Julie, Julia et Odile
Hier, j’ai réécouté le film Julie and Julia, avec Meril Streep et Amy Adams.
Basé sur deux histoires vraies, le film raconte comment Julia Child publie l’un des livres de cuisine les plus importants des États-Unis, et comment Julie Powell, une employée de bureau et blogueuse américaine, obtient son premier contrat avec une maison d’édition.
Étant moi-même une blogueuse qui aspire à publier un livre, ces histoires me parlent énormément !
Les refus des éditeurs, ne pas se faire prendre au sérieux, douter de soi, et écrire, et recommencer, sans aucune garantie de succès… De la foi et de la persévérance à l’état pur, autant pour Julie, Julia que moi.
La constance à tout prix
Quand Julie débute son blogue, elle se donne un échéancier : cuisiner les 524 recettes du livre The Art of french cooking de Julia Childs en 365 jours.
Pour moi, toute la valeur du film se concentre dans cet objectif précis et quantifiable. Cuisiner et écrire tous les jours, peu importe son humeur, pour rester motivée, mais surtout parce que la régularité est ce qui séduit les lecteurs qui suivent religieusement son aventure.
La clé de la réussite pour Julie Powell a donc été de partager son quotidien pour faire partie du quotidien de ses lecteurs, qui en retour ont donné une valeur à sa voix, se traduisant en succès professionnel.
À ce moment précis de ma vie, où le pessimisme me ronge face à la publication de mon livre sur le désencombrement holistique et que je n’ai aucune certitude qu’écrire des articles de blogue « m’amènera quelque part » professionnellement, j’avais besoin d’entendre ce message.
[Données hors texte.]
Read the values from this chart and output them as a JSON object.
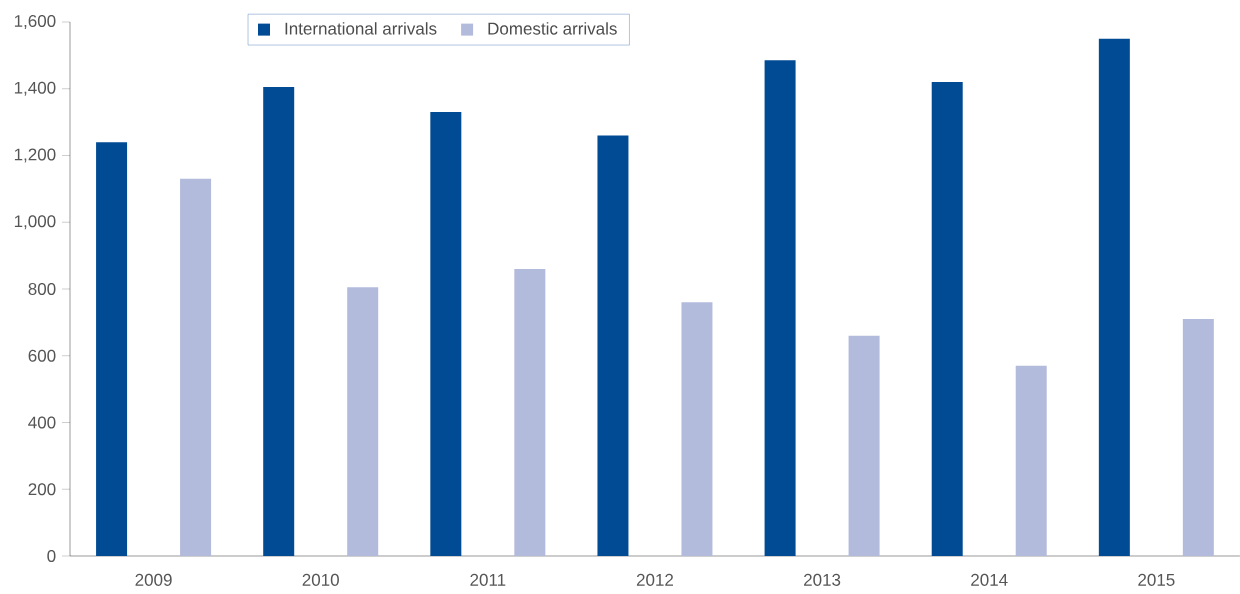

Même quand elle est fatiguée, même quand elle a peur, avec Julie qui pleure, qui s’effondre, qui doit recommencer trois fois la même recette, mais qui la termine, et qui écrit une publication sur son blogue, coûte que coûte, juste parce qu’elle a pris un engagement envers elle-même.
Moi, moi et moi
Une autre leçon importante à tirer de ce film est véhiculée par le mari de Julie qui lui dit qu’elle est devenue égocentrique depuis qu’elle a commencé son blogue.
C’est vrai, à force de parler de soi et de ses expériences tous les jours, ça peut monter à la tête. La façon que j’essaie de déjouer cela est en évitant de parler de moi pour parler de moi, c’est-à-dire qu’il faut que mes propos inspirent ou aient une valeur quelconque pour mes lecteurs : une leçon de vie, une prise de conscience, une réflexion.
Toutefois, la vérité est que j’écris simplement parce que ça me fait du bien, et qu’au lieu d’écrire mes pensées dans un journal intime, j’ai envie de les partager avec vous.
Avez-vous vous aussi une routine d’écriture ? Quels types de textes écrivez-vous ? Un journal ? Des poèmes ?
Chaque fois que j’ai besoin d’un temps pour moi je rajoute une case “Psy” dans ma tout-doux liste et j’écris ce que j’ai dans la tête. Et t’as raison, ça fait du bien. Quant à la “valeur”, c’est très subjectif et une fois que tes mots sont publiés, ils ne t’appartiennent plus.